Małachowski stał z podporucznikiem.
— Panie poruczniku — zmitygował się Wasyl; nie był jeszcze cywilem:
— Ja do pana podchorążego proszę.
Znaczyło to, czy podporucznik zezwoli, aby Siemionowycz w jego obecności zwrócił się do podchorążego.
— Proszę.
— Panie podchorąży — powiedział Wasyl, przystępując bardzo blisko i za blisko. Był już cywilem: — chciałem jedno powiedzieć...
— Proszę.
— Pan nie pamięta.
— Co?
— Szliśmy w lesie...
— Tak.
— I pan... Ja już nie mogłem. Pan...
— Tak. Więc co takiego? — nachmurzył się Małachowski.
— Pan na mnie nie krzyczał. Pan powiedział: „ja was proszę”. Ja panu za to dziękuję. Pan mnie poprosił. I ja panu tego nigdy nie zapomnę.
Wasyl dobrowolnie wyprostował się przed Małachowskim i patrzył prosto w oczy. Twarz Białorusa wyrażała zaciętość. Prawdopodobnie wyrażała wzruszenie. Z wysiłku w tej misji na górnej wardze Siemionowycza wystąpiło kilka kropelek potu, tych, jak to bywa, gdy chłop ma podpisać akt notarialny, opiewający na całe życie. Ukłonił się, skinął głową, odwrócił się na piętach i odszedł.
Małachowski stał sekundę, niezbyt rozumiejąc, i nagle zrozumiał.
Nieporozumienie. Jedno zostało wzięte za drugie, nieporozumienie jak gdyby przerażające, było w tym, było w tym coś nieznośnego, irytującego i budzącego lęk przed prostotą i miłością własną. Twarz Siemionowycza była szczera, wdzięczność prawdziwa. Siemionowycz myślał pewno, że Małachowski jest zaskoczony dobrą pamięcią o swym czynie, i tym, że on, Wasyl, tak się zdobył i tak odwdzięczył. Nie było to drobne nieporozumienie, chociaż było, lepiej by dostać w pysk sprawiedliwie, aniżeli niesprawiedliwie być pochwalony, czyli okrutnie. Z tego by wziąć jeden płatek, zasuszyć, mieć w legitymacji, spojrzeć i pomyśleć: są ludzie, którzy oczekują aktu niezasłużonej dobroci. Są ludzie najprostszych uczuć. Uczuć, z którymi trzeba bardzo ostrożnie. Dla własnego bezpieczeństwa.

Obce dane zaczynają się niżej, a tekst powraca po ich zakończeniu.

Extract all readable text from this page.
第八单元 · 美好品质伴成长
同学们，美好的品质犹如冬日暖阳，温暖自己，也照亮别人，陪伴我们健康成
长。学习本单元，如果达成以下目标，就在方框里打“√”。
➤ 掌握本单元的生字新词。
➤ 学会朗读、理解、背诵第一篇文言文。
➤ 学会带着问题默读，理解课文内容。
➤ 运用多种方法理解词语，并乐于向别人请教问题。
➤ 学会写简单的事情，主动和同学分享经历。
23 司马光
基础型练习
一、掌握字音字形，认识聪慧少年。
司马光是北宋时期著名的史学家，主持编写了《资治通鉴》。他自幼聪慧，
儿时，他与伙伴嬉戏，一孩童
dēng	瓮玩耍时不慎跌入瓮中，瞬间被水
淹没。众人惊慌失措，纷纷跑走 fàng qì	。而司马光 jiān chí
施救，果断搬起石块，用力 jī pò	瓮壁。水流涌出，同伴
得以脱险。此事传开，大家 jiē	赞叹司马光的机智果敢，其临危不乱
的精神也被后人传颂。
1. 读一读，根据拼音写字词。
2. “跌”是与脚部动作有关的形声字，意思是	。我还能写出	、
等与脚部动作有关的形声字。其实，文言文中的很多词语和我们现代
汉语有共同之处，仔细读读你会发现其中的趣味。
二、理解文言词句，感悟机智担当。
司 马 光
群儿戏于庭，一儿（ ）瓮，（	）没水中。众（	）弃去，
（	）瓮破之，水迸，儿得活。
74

— Czego on panu nie zapomni? — zapytał podporucznik, niezbyt rozumiejąc.
— Czego?
— Tak, czego?
Małachowski zaczerwienił się po uszy.
— Widocznie — odpowiedział — jest delikatniejszy ode mnie, i widocznie... nic nie jest widocznie.
Teraz dopiero podporucznik nie pojmował. W jego żołnierskim poczuciu dobrego gustu było to mdłe jak przepuklina. Od pięt huśtał się ledwo widocznie wzwyż, jakby pod obcasami biło źródło.
A i czas było robić odprawę do cywila, czyli dwoma słowami, ostatnim uroczystym gestem przemienić tych ludzi w bezkształtną cywil-bandę, która rozejdzie się po domkach, krzakach i barłogach.
Nie podał „baczność”, to już byłoby za dużo wobec cywilnych garniturów, sam mówił, że spocznij, szeregowcy wyprostowali się i stanęli w godziwej postawie między „uwaga” a „odpłyń”.
— Żołnierze!
Zamierzył okrutną elegancją oddzielić się, zostać, a żegnając dosięgnąć rycerską rękawicą:
— W imieniu Służby... (...) dziękuję. Byliśmy... (...) odbyliśmy, odchodzicie, koniec, pamiętajcie. Już nie to będzie, tam gdzie będziecie. Ale może jednego dnia obudzi was... (...) ...Mobilizacja. Nadejdzie dzień, kiedy zajdzie najwyższa potrzeba... dać... oddać... bronić! Z honorem Ojczyzny! Wtedy... (...) ...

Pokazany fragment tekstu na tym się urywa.